In 1983 the Dodds and their three children returned to their native California from the Peruvian jungle after 13 years as missionaries with Wycliffe Bible Translators (WBT) and the Summer Institute of Linguistics. Larry suffered burn out, a term just then appearing in medical literature. He had served as the only doctor for 250 missionaries plus natives for seven years. Help proved hard to find.
A decade later, while teaching in the overseas extension program of Azusa Pacific University, they met other missionaries struggling with physical and cultural stresses and decided to offer help.
Someone donated a 90-acre plot in Pennsylvania to be used for missionary care. Lacking resources to develop such a tract, Lois and Larry instead built a home and in 1994 opened Heartstream, named to reflect two scriptures: “Out of the heart flow the issues of life.” (Proverbs 4:3) and “As the heart pants for the water brooks, so pants my heart for you, O Lord.” (Psalm 42:9)
One of 12 children, Lois learned to live by faith from a young age. Her mother once set the table, poured the water and prayed when their family had no food and her father, a merchant marine, was away. A knock on the door signaled someone had left groceries. At four, Lois was convicted of her sinfulness by a sermon and accepted Christ in a little country church. At 11, she dedicated her life to missionary work. Although she put aside college to care for her family after her mother suffered a stroke, later in life Lois earned a doctorate.
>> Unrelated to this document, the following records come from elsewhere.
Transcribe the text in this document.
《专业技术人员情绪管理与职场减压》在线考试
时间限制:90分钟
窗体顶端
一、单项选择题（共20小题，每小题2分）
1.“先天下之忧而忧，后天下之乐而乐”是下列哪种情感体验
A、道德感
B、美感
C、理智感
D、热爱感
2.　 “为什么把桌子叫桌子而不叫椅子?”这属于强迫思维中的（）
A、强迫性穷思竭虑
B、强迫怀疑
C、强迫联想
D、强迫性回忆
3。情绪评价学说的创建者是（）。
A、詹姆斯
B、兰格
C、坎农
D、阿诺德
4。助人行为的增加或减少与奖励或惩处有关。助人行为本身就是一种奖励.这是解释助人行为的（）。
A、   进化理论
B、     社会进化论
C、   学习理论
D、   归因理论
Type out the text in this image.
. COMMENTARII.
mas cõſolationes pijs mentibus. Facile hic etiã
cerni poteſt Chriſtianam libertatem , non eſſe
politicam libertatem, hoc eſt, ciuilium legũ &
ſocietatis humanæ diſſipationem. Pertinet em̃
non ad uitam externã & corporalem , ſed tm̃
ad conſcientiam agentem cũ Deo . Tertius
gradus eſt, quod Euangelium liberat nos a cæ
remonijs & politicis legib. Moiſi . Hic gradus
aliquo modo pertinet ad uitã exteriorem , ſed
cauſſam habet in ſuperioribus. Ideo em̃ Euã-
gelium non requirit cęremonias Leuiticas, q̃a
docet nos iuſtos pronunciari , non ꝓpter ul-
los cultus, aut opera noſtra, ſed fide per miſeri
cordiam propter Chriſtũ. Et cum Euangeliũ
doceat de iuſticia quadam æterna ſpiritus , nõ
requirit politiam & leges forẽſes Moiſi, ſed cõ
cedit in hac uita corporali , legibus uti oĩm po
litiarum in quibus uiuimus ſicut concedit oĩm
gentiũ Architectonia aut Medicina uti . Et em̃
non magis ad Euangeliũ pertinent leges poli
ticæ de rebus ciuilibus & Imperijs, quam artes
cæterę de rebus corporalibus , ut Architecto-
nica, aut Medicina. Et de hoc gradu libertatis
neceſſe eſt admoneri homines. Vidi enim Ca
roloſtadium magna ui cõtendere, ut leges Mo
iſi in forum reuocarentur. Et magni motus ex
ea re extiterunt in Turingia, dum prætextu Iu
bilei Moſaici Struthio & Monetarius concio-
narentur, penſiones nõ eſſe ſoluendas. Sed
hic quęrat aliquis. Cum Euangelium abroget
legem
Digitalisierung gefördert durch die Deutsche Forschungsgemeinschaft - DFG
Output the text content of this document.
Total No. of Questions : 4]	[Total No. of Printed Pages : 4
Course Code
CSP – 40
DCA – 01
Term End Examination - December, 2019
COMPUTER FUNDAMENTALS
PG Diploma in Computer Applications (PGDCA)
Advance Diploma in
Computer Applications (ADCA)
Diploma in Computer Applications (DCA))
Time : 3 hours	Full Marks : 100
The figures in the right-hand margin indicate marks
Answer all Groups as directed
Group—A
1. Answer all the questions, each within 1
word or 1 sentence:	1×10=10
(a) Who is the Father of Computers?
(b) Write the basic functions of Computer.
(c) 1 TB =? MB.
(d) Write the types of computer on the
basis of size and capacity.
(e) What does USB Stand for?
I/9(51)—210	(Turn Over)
Heartstream Resources is now a four-home residential facility: Lois owns two homes, colleagues own a third and a small house owned by Heartstream hosts office space. The décor of 14 guestrooms reflects Lois’ gracious demeanor and the 30 foreign countries she has visited.
Heartstream hosts groups of 12 to 14 missionaries about eight times a year for two-week sessions of intensive therapy that include spiritual care, counseling, classroom work and lots of time for reflection.
According to Lois, missionaries may feel that no matter how hard they work, it is never enough. They love and want to serve God but feel inadequate. In their vulnerable condition, a health crisis may turn into a marital or emotional crisis. Heartstream offers multi-dimensional holistic care that includes medical, spiritual and emotional counseling. One Heartstream assistant called the ministry “the grace space,” a safe place where others do not watch or criticize.
Liverpool boasts of being the home of the first medical missionary to China, Elizabeth Reifsnyder. Like the wide, meandering river below, the legacy of missionary service flows on through Lois Dodds.